Florence Farley – “Florence Farley,” Virginia Changemakers, accessed December 14, 2023, https://edu.lva.virginia.gov/changemakers/items/show/27.

William Harvey Carney – “William Harvey Carney,” Virginia Changemakers, accessed December 14, 2023, https://edu.lva.virginia.gov/changemakers/items/show/249

Depending on the age level you may want to set up specific questions for everyone to use or allow students to choose those topics that interest them the most.

What was it like to serve in the military?

Students will compile questions, practice interviewing skills and finally conduct their own interview with a veteran of the military.

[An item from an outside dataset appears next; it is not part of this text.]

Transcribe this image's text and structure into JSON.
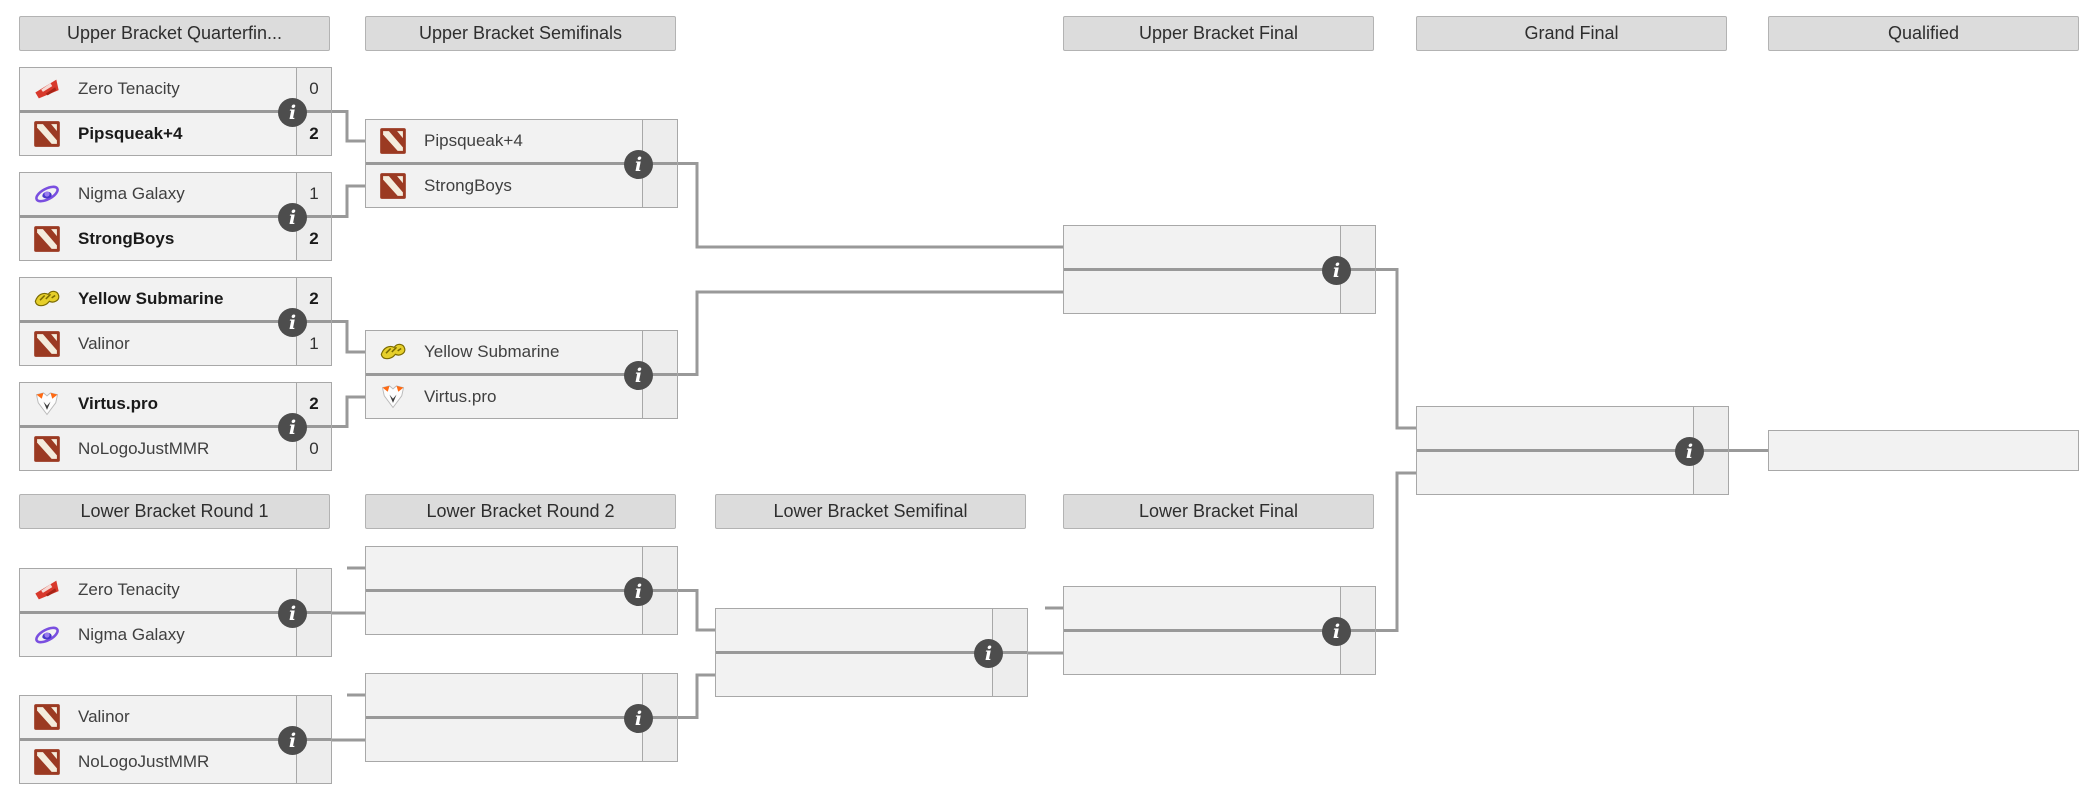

  • Interview – a of people face to face
  • Question – a sentence worded or expressed so as to elicit information
  • Gracious – courteous, kind, and pleasant
  1. Students will use as an example the list of questions provided on the Library of Congress website: https://www.loc.gov/programs/veterans-history-project/how-to-participate/sample-interview-questions/
  2. After looking at and discussing with students, determine the top 10 questions that they feel would best be used in order to interview a veteran.  (Depending upon grade level the depth of questions will vary)
  3. Students can choose to put these questions on index card and/or in a google doc for easy access when they interview their veteran
  4. Students can choose to seek out their own veteran (family member, neighbor, family friend) OR if unable to find one on their own the teacher will provide individuals that will come to school to be interviewed by students.
  5. Students will be given the choice to showcase their information obtained by the veteran in one of three ways (Google Slide, Tri-Fold board, or typed report).

If students do not have any relatives and/or acquaintances that are veterans the teacher may have to provide individuals for the students to interview.

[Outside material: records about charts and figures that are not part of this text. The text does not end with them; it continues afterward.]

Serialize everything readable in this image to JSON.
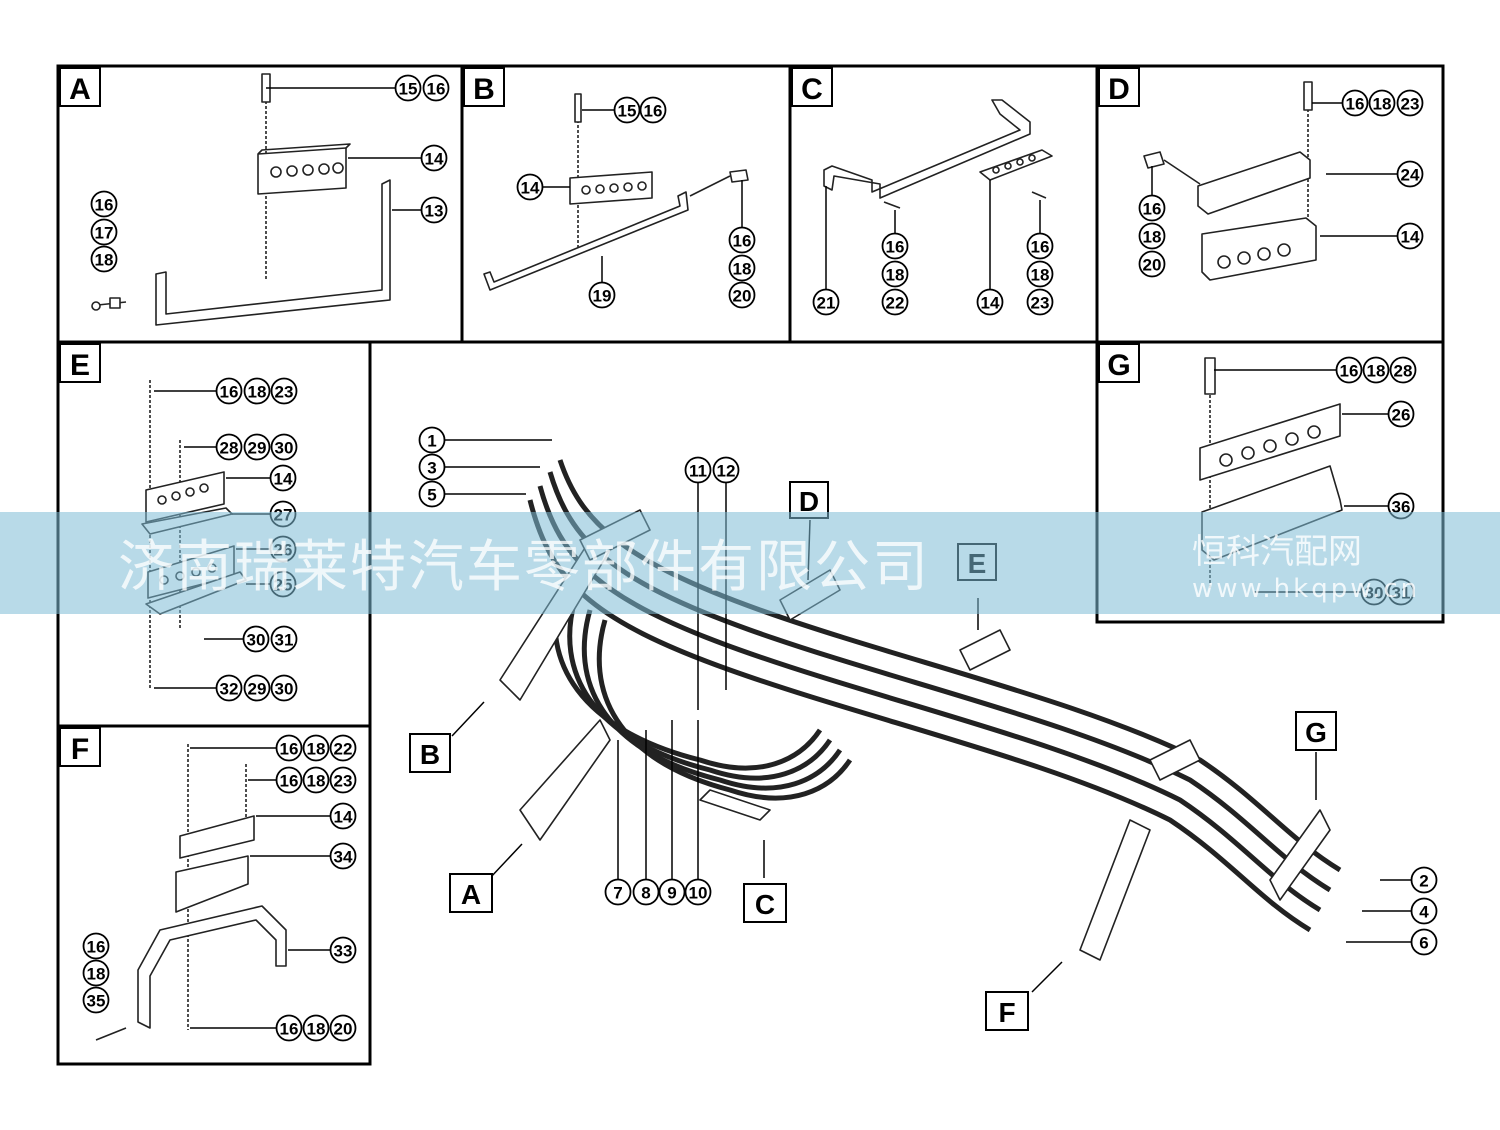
{
  "diagram": {
    "panels": [
      "A",
      "B",
      "C",
      "D",
      "E",
      "F",
      "G"
    ],
    "main_callouts": [
      "1",
      "3",
      "5",
      "11",
      "12",
      "7",
      "8",
      "9",
      "10",
      "2",
      "4",
      "6"
    ],
    "main_view_letters": [
      "D",
      "E",
      "G",
      "B",
      "A",
      "C",
      "F"
    ],
    "panel_a": {
      "callouts": [
        "15",
        "16",
        "14",
        "13",
        "16",
        "17",
        "18"
      ]
    },
    "panel_b": {
      "callouts": [
        "15",
        "16",
        "14",
        "16",
        "18",
        "20",
        "19"
      ]
    },
    "panel_c": {
      "callouts": [
        "16",
        "18",
        "22",
        "16",
        "18",
        "23",
        "21",
        "14"
      ]
    },
    "panel_d": {
      "callouts": [
        "16",
        "18",
        "23",
        "24",
        "14",
        "16",
        "18",
        "20"
      ]
    },
    "panel_e": {
      "callouts": [
        "16",
        "18",
        "23",
        "28",
        "29",
        "30",
        "14",
        "27",
        "26",
        "25",
        "30",
        "31",
        "32",
        "29",
        "30"
      ]
    },
    "panel_f": {
      "callouts": [
        "16",
        "18",
        "22",
        "16",
        "18",
        "23",
        "14",
        "34",
        "33",
        "16",
        "18",
        "35",
        "16",
        "18",
        "20"
      ]
    },
    "panel_g": {
      "callouts": [
        "16",
        "18",
        "28",
        "26",
        "36",
        "30",
        "31"
      ]
    }
  },
  "watermark": {
    "company": "济南瑞莱特汽车零部件有限公司",
    "site_name": "恒科汽配网",
    "site_url": "www.hkqpw.cn",
    "banner_color": "#7ebcd6"
  }
}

How has being a part of the military changed your life?

Students will conduct their one-on-one interview with a Veteran and display their information for the museum walk

  • Interview – a of people face to face
  • Question – a sentence worded or expressed so as to elicit information
  • Gracious – courteous, kind, and pleasant
  1. Students will conduct their interview with their assigned or chosen individual making sure to ask and record the answers from the interview
  2. Students will then take this information and create one of the following items 
    • Google Slide with at least 6 slides with pictures on each slide
    • A tri-fold board that allows all of the information to be shown
    • A typed 2 page report, double spaced, no larger than a font size of (12)
  3. Students will be placed throughout the halls and will be ready to share information to the “guests” about their experience and what they learned overall    
  4.  After the museum students will come back together to share some of their insights that were gained during this experience and provide their rose/thorn of the entire involvement of the unit study.